You may all remember some exciting news over the summer from Scott at Furrowed Middlebrow. Working in conjunction with Dean Street Press nine titles that Scott has raved about and championed on his marvellous blog are at last being brought back into print. I believe that there will be more coming out in the future.
I was delighted to receive two e-books from the publishers out of the blue – a lovely surprise. I chose to read A Chelsea Concerto first, a deeply personal memoir of the London blitz.
Frances Faviell lived in Chelsea both before and during the Second World War. Her remarkable memoir opens early in the war, before the devastating bombardment that was to follow. She becomes a Red Cross volunteer– attached to a first aid post, and in those early days there are a lot of drills. At this time Chelsea is still the bohemian district that she is so familiar with, home to artists such as Faviell herself. Like the Londoners of the time, we are lulled into a false sense of security – in the long quiet, uncertain days before the first bombs fall, everything feels normal – just with added sandbags and men in khaki.
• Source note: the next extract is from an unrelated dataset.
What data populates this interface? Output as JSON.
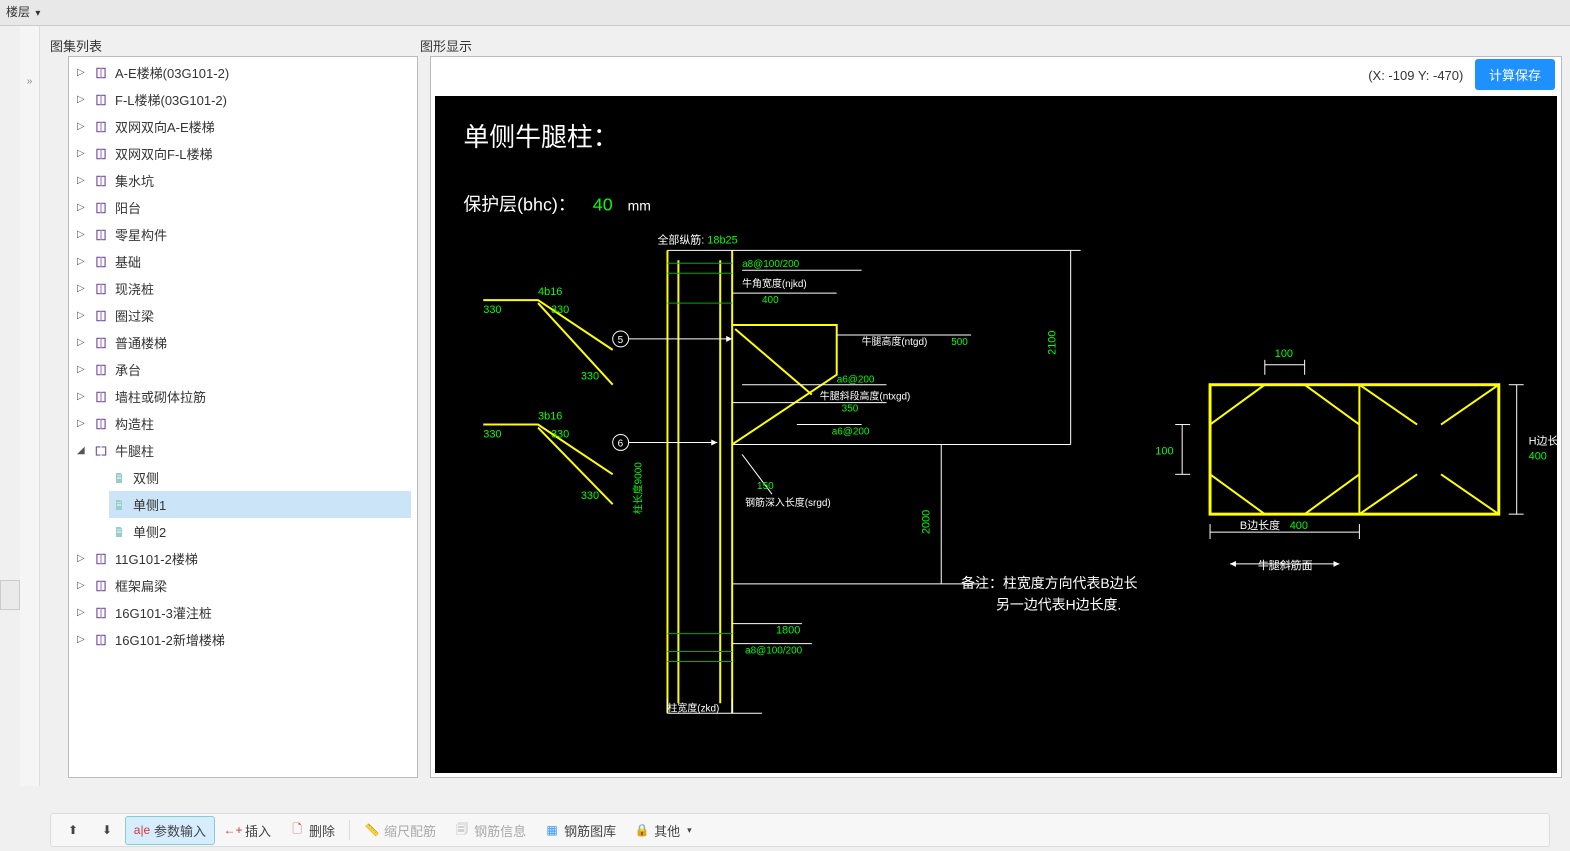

In time of course the blitz over London began, and Chelsea was particularly targeted, Faviell is fairly uncompromising in her descriptions of the devastation, the dead, injured, traumatised and bereaved which became a huge part of their lives, night after night after night. Chelsea came under heavy bombardment due to its proximity to the Thames and the bridges which served the river. Time and again Frances is called upon to help people in desperate situations.
“As I hurried by she turned, said something to the others, then called to me, ‘Nurse!’ I went over. The man bending over the hole straightened up, but I could not look at him because of the appalling sound coming from the hole. Someone was in mortal anguish down there. The woman in nurse’s uniform, who was tall and very largely built, said sharply to me, ‘What are your hip measurements?’ I said, above the horrible moaning from the hole, ‘Thirty-four inches.’ One of the men took a piece of stick and measured it across my shoulders, then across my hips, and then put it across the hole. ‘Easy—an inch to spare each side,’ he said”
Obliged to crawl, semi clad, into a tiny space beneath a pile of rubble to chloroform a terribly injured man, on another occasion to grimly piece together the body parts of bomb victims to return to families for burial.
We meet the characters who Frances lives amongst, the people who for Frances Faviell will be forever synonymous with that time and that place. They become people we care about too, involved with and worried for.
“And suddenly, as I stood there, they all came crowding back again – the grey ghost faces, the wail of the sirens, the sound of gunfire, the crash and reverberation of bombs, the drone of planes and the crackle of flames. Back they all came… Kathleen, Anne, Cecil, Larry, Catherine and the baby, Grannie and the horse, Beauty, the East Enders, the refugees…”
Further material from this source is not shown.